AZ: Third party doctrine after Carpenter doesn’t require SW for IP addresses and subscriber info

The third party doctrine after Carpenter does not make IP addresses and subscriber information protected by the Fourth Amendment or the state constitution. State v. Mixon, 2021 Ariz. LEXIS 3 (Jan. 11, 2021):

¶1 We consider whether the Fourth Amendment to the United States Constitution or article 2, section 8 of the Arizona Constitution requires law enforcement officials to secure a judicially-authorized search warrant or order to obtain either (1) a user’s Internet Protocol (“IP”) address or (2) subscriber information the user voluntarily provides to an Internet Service Provider (“ISP”) as a condition or attribute of service. We hold that neither the federal nor the Arizona Constitution requires a search warrant or court order for such information and that law enforcement officials may obtain IP addresses and ISP subscriber information with a lawful federal administrative subpoena.

. . .

¶18 As with bank records and dialed telephone numbers, an internet user voluntarily provides subscriber information and IP addresses to third-party ISPs and servers. Subscriber information and IP addresses also do not reveal the substance or content of the internet user’s communication any more than the information affixed to the exterior of a mailed item. See Shuntich & Vogel, supra ¶ 3, at 51 (noting that 18 U.S.C. § 2701 et seq. prohibits companies from disclosing “contents of a communication,” but they may turn over non-content information like IP addresses, phone numbers, and physical addresses in response to a subpoena); cf. Forrester, 512 F.3d at 511 (“In a line of cases dating back to the nineteenth century, the Supreme Court has held that the government cannot engage in a warrantless search of the contents of sealed mail, but can observe whatever information people put on the outside of mail, because that information is voluntarily transmitted to third parties.”).

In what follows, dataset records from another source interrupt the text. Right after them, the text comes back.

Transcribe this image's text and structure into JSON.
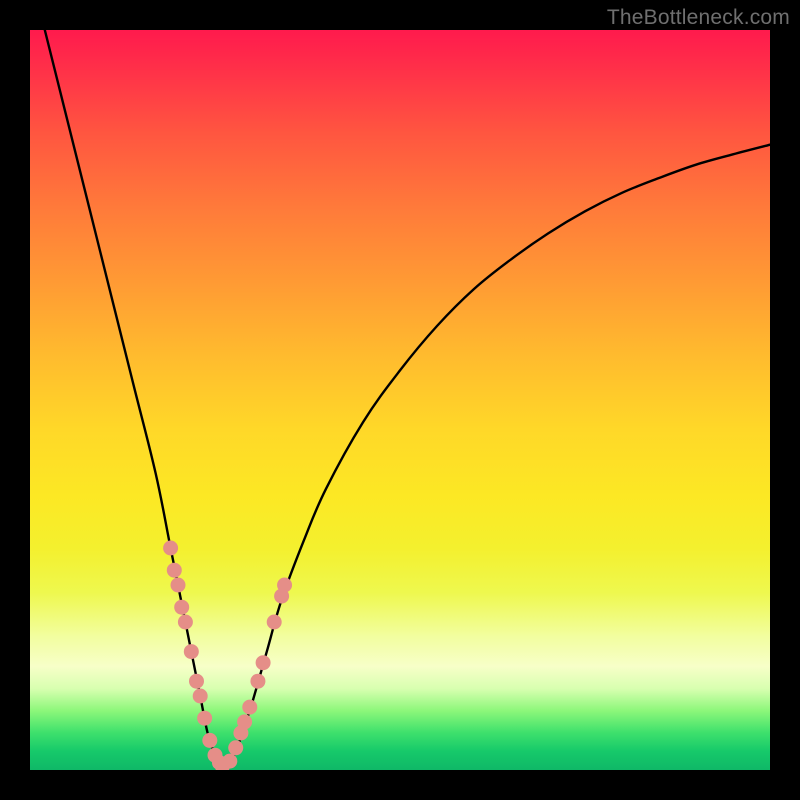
{
  "watermark": "TheBottleneck.com",
  "colors": {
    "frame": "#000000",
    "curve": "#000000",
    "dot_fill": "#e58e88",
    "dot_stroke": "#c96c66"
  },
  "chart_data": {
    "type": "line",
    "title": "",
    "xlabel": "",
    "ylabel": "",
    "xlim": [
      0,
      100
    ],
    "ylim": [
      0,
      100
    ],
    "note": "Bottleneck-style V-curve. y≈0 at the optimum near x≈26; rises steeply toward x→0 and more gradually toward x→100. No axes/ticks are shown; values are read from the plotted curve relative to the gradient rectangle.",
    "x": [
      2,
      5,
      8,
      11,
      14,
      17,
      19,
      21,
      23,
      24,
      25,
      26,
      27,
      28,
      29,
      30,
      32,
      34,
      37,
      40,
      45,
      50,
      55,
      60,
      65,
      70,
      75,
      80,
      85,
      90,
      95,
      100
    ],
    "y": [
      100,
      88,
      76,
      64,
      52,
      40,
      30,
      20,
      10,
      5,
      2,
      0,
      1,
      3,
      6,
      9,
      16,
      23,
      31,
      38,
      47,
      54,
      60,
      65,
      69,
      72.5,
      75.5,
      78,
      80,
      81.8,
      83.2,
      84.5
    ],
    "optimum_x": 26,
    "dots_left": [
      {
        "x": 19,
        "y": 30
      },
      {
        "x": 19.5,
        "y": 27
      },
      {
        "x": 20,
        "y": 25
      },
      {
        "x": 20.5,
        "y": 22
      },
      {
        "x": 21,
        "y": 20
      },
      {
        "x": 21.8,
        "y": 16
      },
      {
        "x": 22.5,
        "y": 12
      },
      {
        "x": 23,
        "y": 10
      },
      {
        "x": 23.6,
        "y": 7
      },
      {
        "x": 24.3,
        "y": 4
      },
      {
        "x": 25,
        "y": 2
      },
      {
        "x": 25.6,
        "y": 1
      },
      {
        "x": 26,
        "y": 0.5
      }
    ],
    "dots_right": [
      {
        "x": 27,
        "y": 1.2
      },
      {
        "x": 27.8,
        "y": 3
      },
      {
        "x": 28.5,
        "y": 5
      },
      {
        "x": 29,
        "y": 6.5
      },
      {
        "x": 29.7,
        "y": 8.5
      },
      {
        "x": 30.8,
        "y": 12
      },
      {
        "x": 31.5,
        "y": 14.5
      },
      {
        "x": 33,
        "y": 20
      },
      {
        "x": 34,
        "y": 23.5
      },
      {
        "x": 34.4,
        "y": 25
      }
    ]
  }
}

¶19 In Carpenter, decided nearly 40 years after Smith, officers accessed cellphone data, commonly known as cell-site location information (“CSLI”), to reveal a suspect’s movements over the course of 127 days. 138 S. Ct. at 2217. CSLI is generated by a cellphone whenever it receives a text, email, call, or when an app seeks to refresh data. Id. at 2220. As a result, CSLI is generated continuously without a user’s affirmative act. The Court described CSLI evidence as “detailed, encyclopedic, and effortlessly compiled,” id. at 2216, and noted that it “tracks nearly exactly the movements of its owner,” allowing the government to achieve “near perfect surveillance, as if it had attached an ankle monitor to the phone’s user,” id. at 2218. Concerned that CSLI could be used to continuously and effortlessly surveil cell phone users, the Court created a “narrow” exception to the third-party doctrine, requiring the government to obtain a search warrant for CSLI. Id. at 2220. The Court emphasized that a “detailed chronicle of a person’s physical presence compiled every day, every moment, over several years” implicated privacy concerns far exceeding those in Smith and Miller. Id.

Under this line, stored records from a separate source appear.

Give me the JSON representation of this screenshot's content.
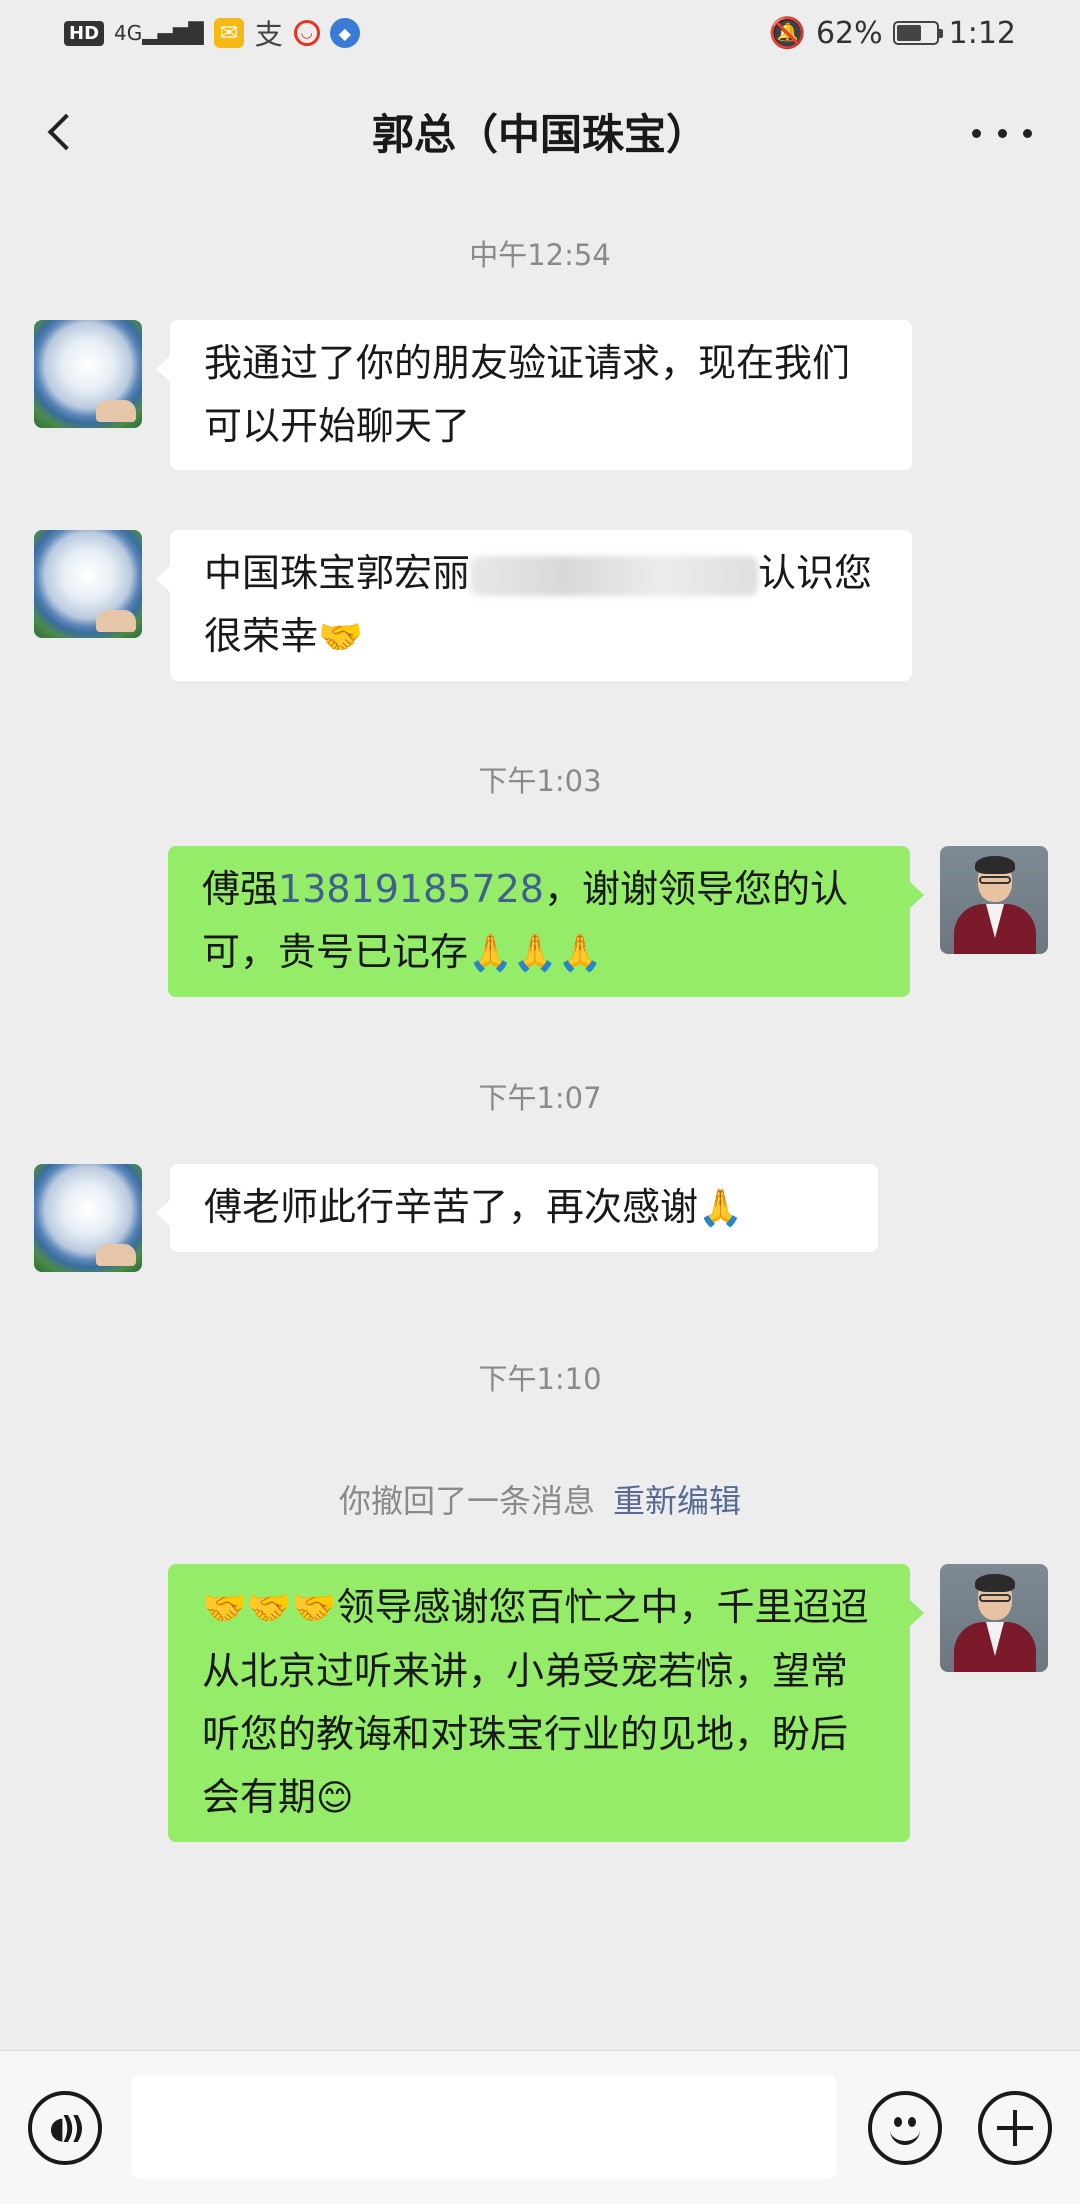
{
  "status_bar": {
    "hd": "HD",
    "signal": "4G",
    "alipay_char": "支",
    "battery_percent_label": "62%",
    "battery_level": 0.62,
    "time": "1:12"
  },
  "header": {
    "title": "郭总（中国珠宝）"
  },
  "messages": {
    "ts1": "中午12:54",
    "m1": "我通过了你的朋友验证请求，现在我们可以开始聊天了",
    "m2_prefix": "中国珠宝郭宏丽",
    "m2_blurred": "13851000000",
    "m2_suffix": "认识您很荣幸",
    "m2_emoji": "🤝",
    "ts2": "下午1:03",
    "m3_prefix": "傅强",
    "m3_phone": "13819185728",
    "m3_suffix": "，谢谢领导您的认可，贵号已记存",
    "m3_emoji": "🙏🙏🙏",
    "ts3": "下午1:07",
    "m4_text": "傅老师此行辛苦了，再次感谢",
    "m4_emoji": "🙏",
    "ts4": "下午1:10",
    "recall_text": "你撤回了一条消息",
    "recall_action": "重新编辑",
    "m5_emoji": "🤝🤝🤝",
    "m5_text": "领导感谢您百忙之中，千里迢迢从北京过听来讲，小弟受宠若惊，望常听您的教诲和对珠宝行业的见地，盼后会有期",
    "m5_end_emoji": "😊"
  },
  "input_bar": {
    "voice_icon": "voice-icon",
    "emoji_icon": "emoji-icon",
    "plus_icon": "plus-icon"
  }
}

¶20 Following Carpenter, every federal appellate court addressing the issue has affirmed that the Fourth Amendment’s warrant requirement does not reach IP addresses and ISP subscriber information. See, e.g., United States v. Hood, 920 F.3d 87, 92 (1st Cir. 2019) (holding that IP addresses are subject to the third-party doctrine and fall outside the scope of Carpenter); United States v. Contreras, 905 F.3d 853, 857 (5th Cir. 2018) (ruling that, postCarpenter, ISP subscriber information “falls comfortably within the scope of the third-party doctrine”); see also United States v. Wellbeloved-Stone, 777 F. App’x 605, 607 (4th Cir. 2019) (declining to revisit Bynum’s holding that subscriber information was not protected by the Fourth Amendment in light of Carpenter); United States v. VanDyck, 776 F. App’x 495, 496 (9th Cir. 2019) (declining to revisit Forrester’s holding that IP addresses and ISP subscriber information are not protected by the Fourth Amendment in light of Carpenter).

¶21 Although this Court is not bound by federal appellate courts’ interpretations of federal constitutional provisions, see State v. Montano, 206 Ariz. 296, 297 ¶ 1 n.1 (2003), we may embrace them to “further predictability and stability of the law.” See Weatherford ex rel. Michael L. v. State, 206 Ariz. 529, 533 ¶ 9 (2003). Here, because the federal appellate courts’ jurisprudence is uniform and sound, we decline to depart from it.